Athens: Shock therapy

Kathimerini, Greece
Jan 26 2007

Shock therapy

By Stavros Lygeros

The massive march commemorating murdered journalist Hrant Dink and
his funeral is one of the most hopeful signs ever to come from
Turkey. The slaying was a shock even to a public injected with a good
dose of nationalism. The shock revealed a previously unseen facet of
Turkish society – an ambiguous but no less real one.

The murder was an extreme, but by no means isolated, incident. It
followed the prosecution of Nobel Literature Prize winner Orhan Pamuk
for his words on the Armenian genocide, the attacks against the
Ecumenical Patriarchate and the confiscation of minority property.
Article 301 of the Constitution which restricts freedom of
expression, the para-state of the security service and organized
crime all share the same womb: the deep state ideology.

This was exposed in late 2000 when security forces in Turkey used
their weapons to stop a hunger strike by thousands of inmates.
Thirty-one prisoners were killed and many more were injured but that
did not prevent then prime minister Bulent Ecevit from bragging about
what would be shameful for any civilized being. Ecevit spoke of
victory, as if the fully armed police force could ever have been
defeated by the inmates. What the West saw as an act of barbarity was
in Turkish eyes a demonstration of strength and determination.

The Turkish regime has a penchant for periodic displays of stealth.
This allows it to revive the specter of the ever-threatened albeit
all-powerful state.

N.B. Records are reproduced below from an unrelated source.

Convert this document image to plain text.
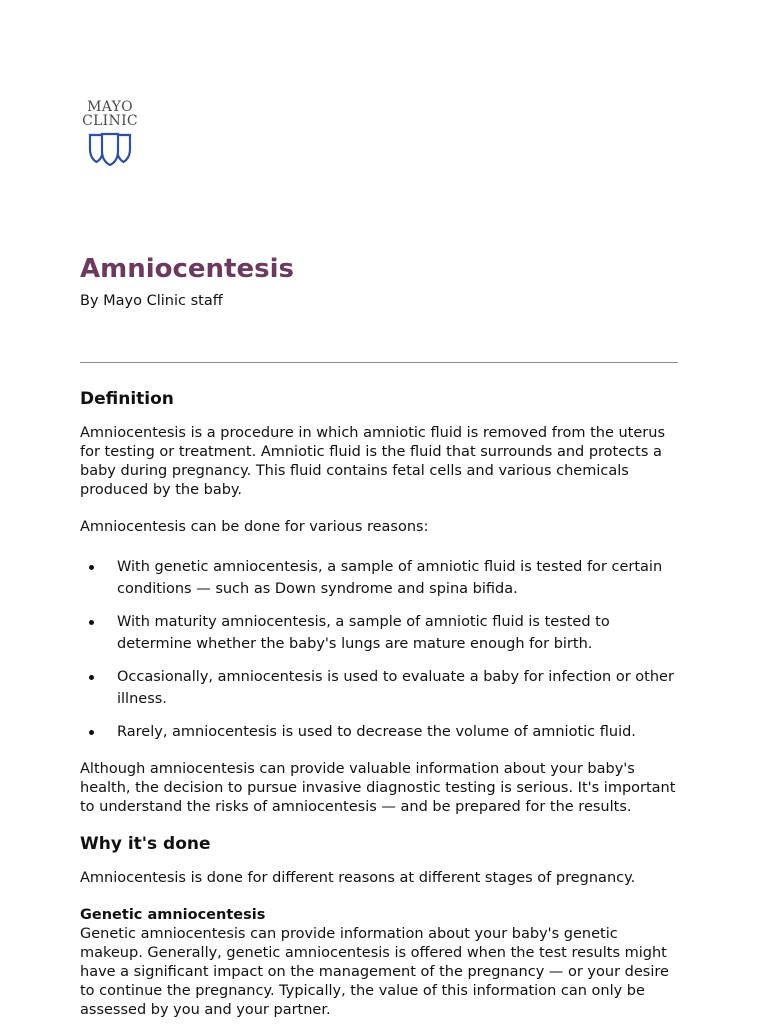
MAYO
CLINIC
Amniocentesis
By Mayo Clinic staff
Definition

Amniocentesis is a procedure in which amniotic fluid is removed from the uterus for testing or treatment. Amniotic fluid is the fluid that surrounds and protects a baby during pregnancy. This fluid contains fetal cells and various chemicals produced by the baby.

Amniocentesis can be done for various reasons:

With genetic amniocentesis, a sample of amniotic fluid is tested for certain conditions — such as Down syndrome and spina bifida.
With maturity amniocentesis, a sample of amniotic fluid is tested to determine whether the baby's lungs are mature enough for birth.
Occasionally, amniocentesis is used to evaluate a baby for infection or other illness.
Rarely, amniocentesis is used to decrease the volume of amniotic fluid.

Although amniocentesis can provide valuable information about your baby's health, the decision to pursue invasive diagnostic testing is serious. It's important to understand the risks of amniocentesis — and be prepared for the results.

Why it's done

Amniocentesis is done for different reasons at different stages of pregnancy.

Genetic amniocentesis

Genetic amniocentesis can provide information about your baby's genetic makeup. Generally, genetic amniocentesis is offered when the test results might have a significant impact on the management of the pregnancy — or your desire to continue the pregnancy. Typically, the value of this information can only be assessed by you and your partner.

The need to crush outside threats legitimates the
hegemonic role of the security establishment – and all that
notwithstanding Ankara’s EU ambitions. The task of EU-minded
modernization is left to a great number of intellectuals, sections of
the business class and of the media. It remains to be seen whether
the aftermath of the Dink murder will prove to be a one-off reaction
or a catalyst for a different future.